The Great Raid is this year’s version of .php>Pearl Harbor, in that both are supposed to be war movies—but they try really hard to be love stories, too, and never manage to do either very well. But they’re full of sweeping panoramic scenes and lush music that make them easy on the eyes and ears.
The Great Raid is the story of the 6th Ranger Battalion, who, in 1945, stormed a Japanese prisoner of war camp and liberated over 500 American soldiers. The men were some of the survivors of the Bataan Death March, one of the grizzliest moments in American military history. They had been starved and beaten, they’d worked as slaves, and they’d lived in disease-infested straw huts for the three years they’d been held by the Japanese. Originally numbering over 7000 in the camp, many of the prisoners had died from either disease or from being slaughtered by their captors. In the last days of December 1944, the 1600 healthiest men had been hauled away to slave labor camps on the island of Japan. The prison camp had become a place for the remainder to wait to die.
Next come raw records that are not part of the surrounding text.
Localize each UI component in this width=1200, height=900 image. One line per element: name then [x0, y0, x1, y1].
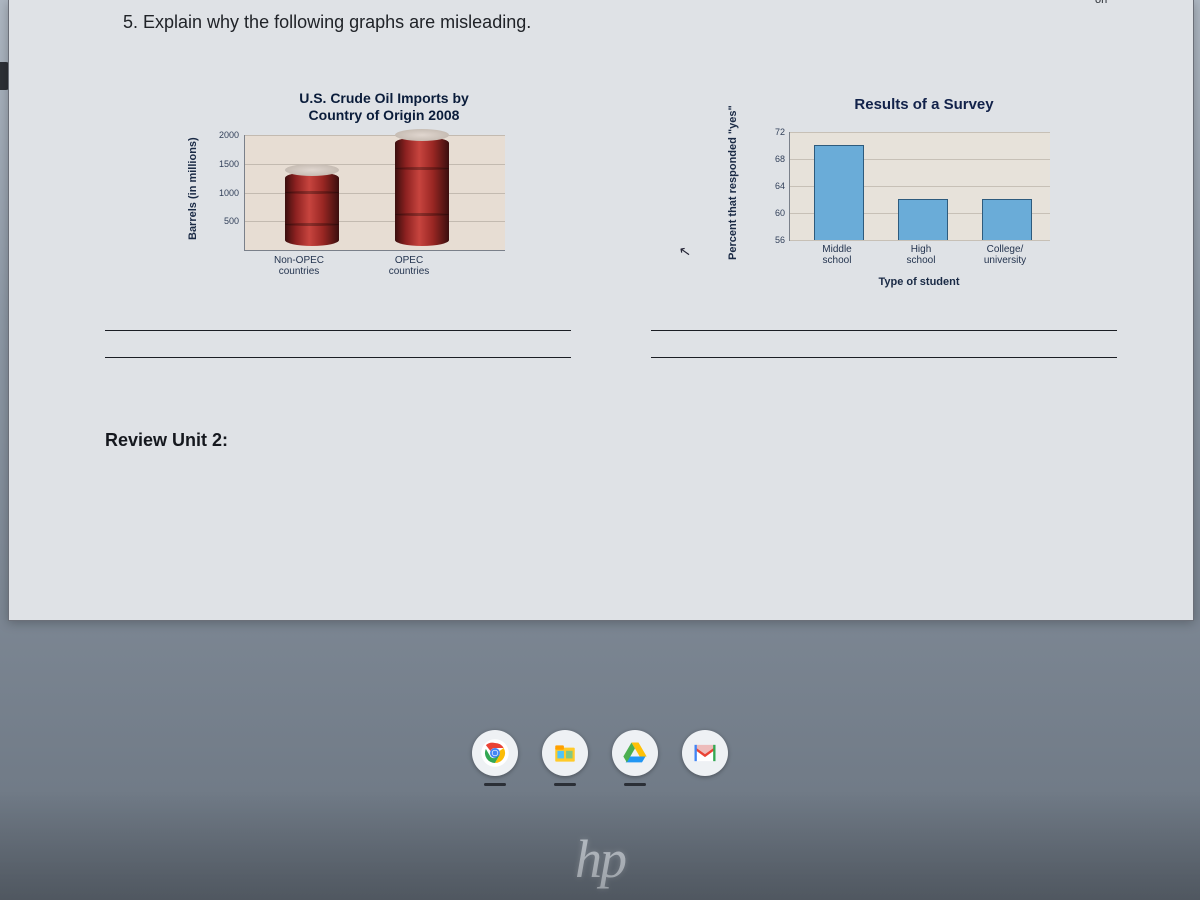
chart-survey: Results of a Survey Percent that respond…	[729, 90, 1059, 320]
charts-row: U.S. Crude Oil Imports byCountry of Orig…	[189, 90, 1129, 320]
barrel-bar	[395, 135, 449, 250]
gmail-icon[interactable]	[682, 730, 728, 776]
chart1-plot-area	[244, 135, 505, 251]
survey-bar	[898, 199, 948, 241]
answer-lines	[105, 330, 1117, 384]
google-drive-icon[interactable]	[612, 730, 658, 776]
review-heading: Review Unit 2:	[105, 430, 228, 451]
barrel-bar	[285, 170, 339, 251]
chart-oil-imports: U.S. Crude Oil Imports byCountry of Orig…	[189, 90, 519, 320]
chart2-plot-area	[789, 132, 1050, 241]
chart2-xlabel: Type of student	[789, 276, 1049, 288]
answer-line	[105, 330, 571, 331]
partial-label: on	[1095, 0, 1113, 12]
file-explorer-icon[interactable]	[542, 730, 588, 776]
survey-bar	[982, 199, 1032, 241]
chart2-title: Results of a Survey	[784, 96, 1064, 113]
chart2-ylabel: Percent that responded "yes"	[727, 105, 739, 260]
taskbar	[0, 730, 1200, 792]
answer-line	[105, 357, 571, 358]
survey-bar	[814, 145, 864, 241]
chart1-ylabel: Barrels (in millions)	[187, 137, 199, 240]
chrome-icon[interactable]	[472, 730, 518, 776]
laptop-screenshot: on 5. Explain why the following graphs a…	[0, 0, 1200, 900]
chart2-y-ticks: 5660646872	[765, 130, 787, 242]
hp-logo: hp	[0, 828, 1200, 890]
document-window: on 5. Explain why the following graphs a…	[8, 0, 1194, 621]
answer-line	[651, 357, 1117, 358]
chart1-title: U.S. Crude Oil Imports byCountry of Orig…	[249, 90, 519, 124]
question-text: 5. Explain why the following graphs are …	[123, 12, 531, 33]
chart1-y-ticks: 500100015002000	[209, 133, 241, 252]
answer-line	[651, 330, 1117, 331]
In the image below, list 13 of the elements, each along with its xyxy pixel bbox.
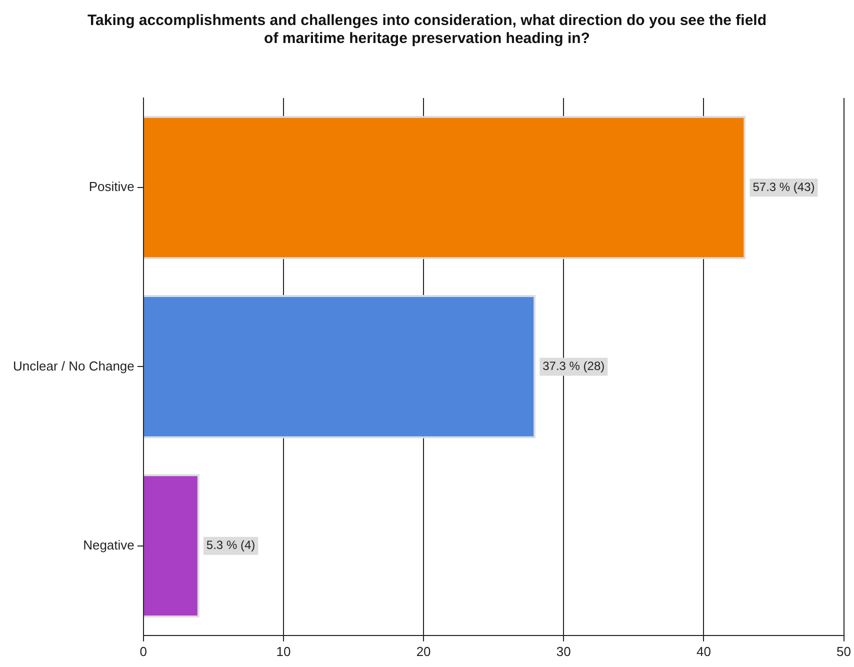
y-tick-label: Unclear / No Change [12, 358, 134, 374]
data-label: 57.3 % (43) [752, 180, 815, 194]
x-tick-label: 0 [140, 644, 148, 659]
y-tick-label: Negative [83, 537, 134, 552]
x-tick-label: 10 [276, 644, 291, 659]
x-tick-label: 30 [556, 644, 571, 659]
x-tick-label: 20 [416, 644, 431, 659]
chart-title: Taking accomplishments and challenges into consideration, what direction do you see the field of maritime heritage preservation heading in? [87, 12, 767, 48]
x-tick-label: 50 [836, 644, 852, 659]
data-label: 37.3 % (28) [542, 359, 605, 374]
x-tick-label: 40 [696, 644, 711, 659]
data-label: 5.3 % (4) [206, 538, 256, 552]
y-tick-label: Positive [88, 179, 134, 194]
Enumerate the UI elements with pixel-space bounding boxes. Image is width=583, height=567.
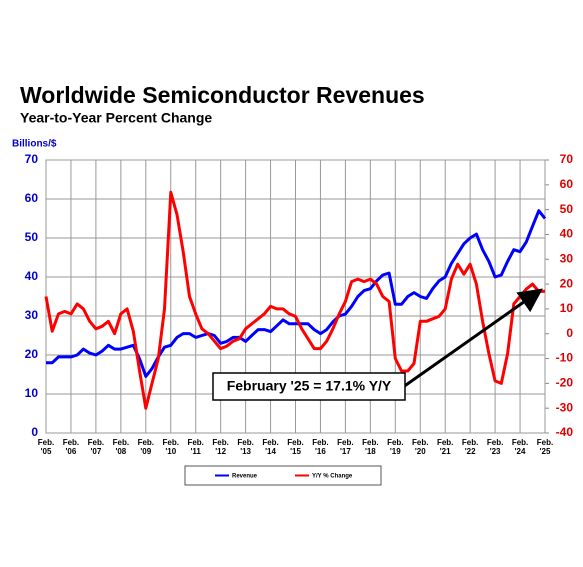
- chart-title: Worldwide Semiconductor Revenues: [20, 82, 425, 108]
- y2-tick-label: 10: [560, 301, 574, 315]
- y-tick-label: 10: [25, 386, 39, 400]
- x-tick-label: Feb. '17: [337, 438, 354, 456]
- legend-label: Y/Y % Change: [312, 474, 353, 480]
- y2-tick-label: -40: [556, 425, 574, 439]
- x-tick-label: Feb. '21: [436, 438, 454, 456]
- y-tick-label: 60: [25, 191, 39, 205]
- x-tick-label: Feb. '16: [312, 438, 329, 456]
- x-tick-label: Feb. '14: [262, 438, 279, 456]
- x-tick-label: Feb. '05: [37, 438, 55, 456]
- x-tick-label: Feb. '19: [387, 438, 404, 456]
- x-tick-label: Feb. '06: [62, 438, 80, 456]
- legend-label: Revenue: [232, 474, 258, 480]
- x-tick-label: Feb. '24: [511, 438, 529, 456]
- x-tick-label: Feb. '10: [162, 438, 179, 456]
- x-tick-label: Feb. '23: [486, 438, 504, 456]
- y2-tick-label: 40: [560, 227, 574, 241]
- x-tick-label: Feb. '07: [87, 438, 105, 456]
- x-tick-label: Feb. '25: [536, 438, 554, 456]
- x-tick-label: Feb. '08: [112, 438, 130, 456]
- legend-box: [184, 465, 382, 486]
- y2-tick-label: 50: [560, 202, 574, 216]
- y-axis-label: Billions/$: [12, 139, 57, 150]
- series-line: [46, 209, 547, 378]
- y-tick-label: 70: [25, 152, 39, 166]
- y2-tick-label: 0: [566, 326, 573, 340]
- y2-tick-label: -20: [556, 376, 574, 390]
- y2-tick-label: 60: [560, 177, 574, 191]
- y-tick-label: 40: [25, 269, 39, 283]
- chart-subtitle: Year-to-Year Percent Change: [20, 110, 212, 126]
- y2-tick-label: 20: [560, 276, 574, 290]
- annotation: February '25 = 17.1% Y/Y: [227, 378, 392, 394]
- x-tick-label: Feb. '18: [362, 438, 379, 456]
- y2-tick-label: -10: [556, 351, 574, 365]
- y-tick-label: 20: [25, 347, 39, 361]
- x-tick-label: Feb. '22: [461, 438, 479, 456]
- y2-tick-label: -30: [556, 400, 574, 414]
- series-line: [44, 190, 546, 410]
- x-tick-label: Feb. '20: [412, 438, 429, 456]
- y2-tick-label: 70: [560, 152, 574, 166]
- x-tick-label: Feb. '11: [187, 438, 204, 456]
- x-tick-label: Feb. '09: [137, 438, 155, 456]
- y2-tick-label: 30: [560, 251, 574, 265]
- annotation-box: [212, 372, 406, 401]
- y-tick-label: 0: [31, 425, 38, 439]
- x-tick-label: Feb. '15: [287, 438, 304, 456]
- y-tick-label: 30: [25, 308, 39, 322]
- x-tick-label: Feb. '13: [237, 438, 254, 456]
- x-tick-label: Feb. '12: [212, 438, 229, 456]
- arrow: [395, 288, 543, 394]
- y-tick-label: 50: [25, 230, 39, 244]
American forces had just begun to re-take the Philippine Islands that had been lost early in the war. Soon after landing on the island of Luzon, they were told about the prison camp. Fearing that the Japanese guards would kill the remaining prisoners, a plan was formed to liberate the camp. It would require the Rangers to walk and crawl over thirty miles in 48 hours to reach the camp, take it from the Japanese Army, and bring the sick prisoners back to the main American camp.
This is one of the greatest stories to come out of World War II, and the movie doesn’t even come close to doing it justice. Benjamin Bratt, of Law and Order fame, plays the leader of the Rangers, Lt. Colonel Mucci, with James Franco as Captain Prince. Neither man is convincing in his role. Bratt simply doesn’t come off as being strong enough to be the leader of 120 elite troops. Franco turns in his usual flat performance, but at least he looks good while doing it. The love story sub-plot felt forced and wasn’t part of Ghost Soldiers, the book that was the basis for the movie.
At the same time, the scenery is breathtaking, and the music is dead on the mark for most of the movie. The special effects weren’t too heavy handed. And the realistic battle scenes were the highlight of movie. Visually, it’s a very impressive movie.
I’d recommend buying a copy when it comes out on DVD because it’s an important movie to own. This was one of those times in America’s history when the very best in us came out—and we should all have a movie about that moment in our collection. Still, it’s hard for me to justify spending a Friday night seeing it in the theater.